Julie Cesarini - mayoral candidate






 
 
Julie Cesarini moved from Michigan to Valdez in 1967 with her husband and has lived in Homer since 1975.

She recently told the Homer News the city needs to get younger minds engaged in what's going on by organizing more community-oriented events. She said the city should organize and promote a monthly party at City Hall, maybe a potluck, so that people can talk about what's going on. If local leaders can't find a way to get young people involved, many will want to leave.

If they did, it could impact the city's health, both physically and economically, she said. Economic growth and environmental health are both important for all communities and for the whole world, and promoting them can all start at the local level, she said. Like the bumper stick says, Cesarini said, "Think globally, act locally."

This is certainly true in a place like Homer, she said.

"We have a higher percentage of intellectual, inquisitive, civic-minded people than anywhere," she told the Homer News. "I don't think anyone can argue with that."

Cesarini said she is satisfied with the level of services Homer currently provides and hears similar sentiments from others. Taxes pay for those services, she said, and as such, they go for a good cause. The sales tax increase being proposed would hit the poorest people the hardest, though, and she said it would be best to put it off for a year until the city knows what it wants to do.

When she was growing up in Michigan, Cesarini said her library charged a fee for cards, and it made people feel a sense of ownership.
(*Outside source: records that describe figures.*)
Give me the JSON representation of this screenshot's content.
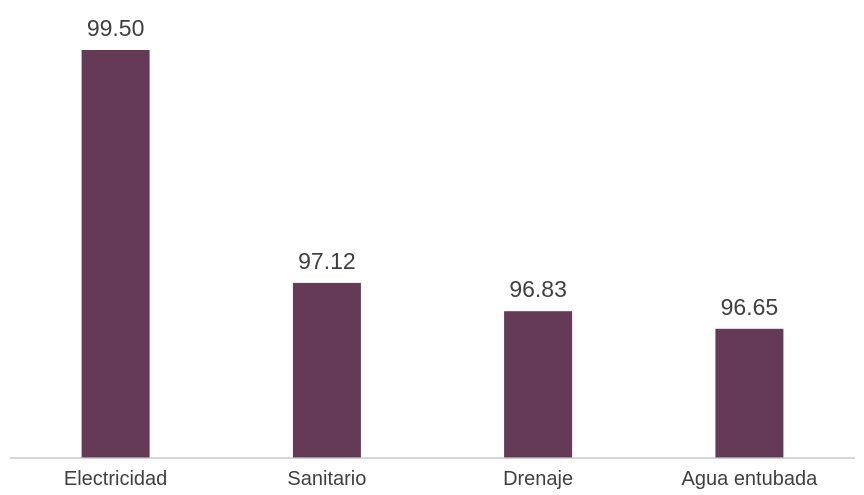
{
  "chart_data": {
    "type": "bar",
    "categories": [
      "Electricidad",
      "Sanitario",
      "Drenaje",
      "Agua entubada"
    ],
    "values": [
      99.5,
      97.12,
      96.83,
      96.65
    ],
    "data_labels": [
      "99.50",
      "97.12",
      "96.83",
      "96.65"
    ],
    "title": "",
    "xlabel": "",
    "ylabel": "",
    "ylim": [
      95.33,
      99.5
    ],
    "grid": false,
    "legend": "none",
    "bar_color": "#643a57"
  }
}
She sees user fees as a way to make people see the investment they are making in their community and encourages the city to think about using them.

"If you are paying any kind of tax, it obliges you to vote and think about what the government is doing with your money," she said. "We need to be intelligent."
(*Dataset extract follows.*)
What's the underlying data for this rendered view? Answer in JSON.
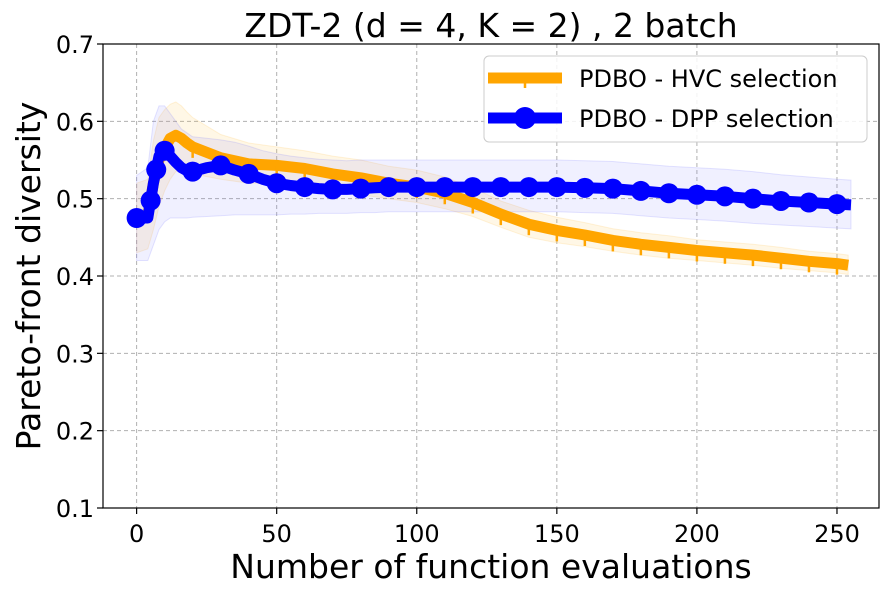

She would like to see the city encourage more agricultural activity as well, possibly by offering tax rebates to those who grow some of their own food.

Cesarini owns the Rainbow Hemp Farmstead and is an advocate of industrial-grade hemp, which she says can be substituted for petroleum products in many cases.

"Everything you can do with crude oil, you can do with cannabis sativa," she said.

Cesarini said that more people might be interested in what was happening in the world around them if they were exposed to more in-depth coverage of human-interest subjects such as human stress levels, geography and astronomy, and other issues outside of their immediate, average-day thoughts.

"We are spiritual beings having a spiritual experience," she said.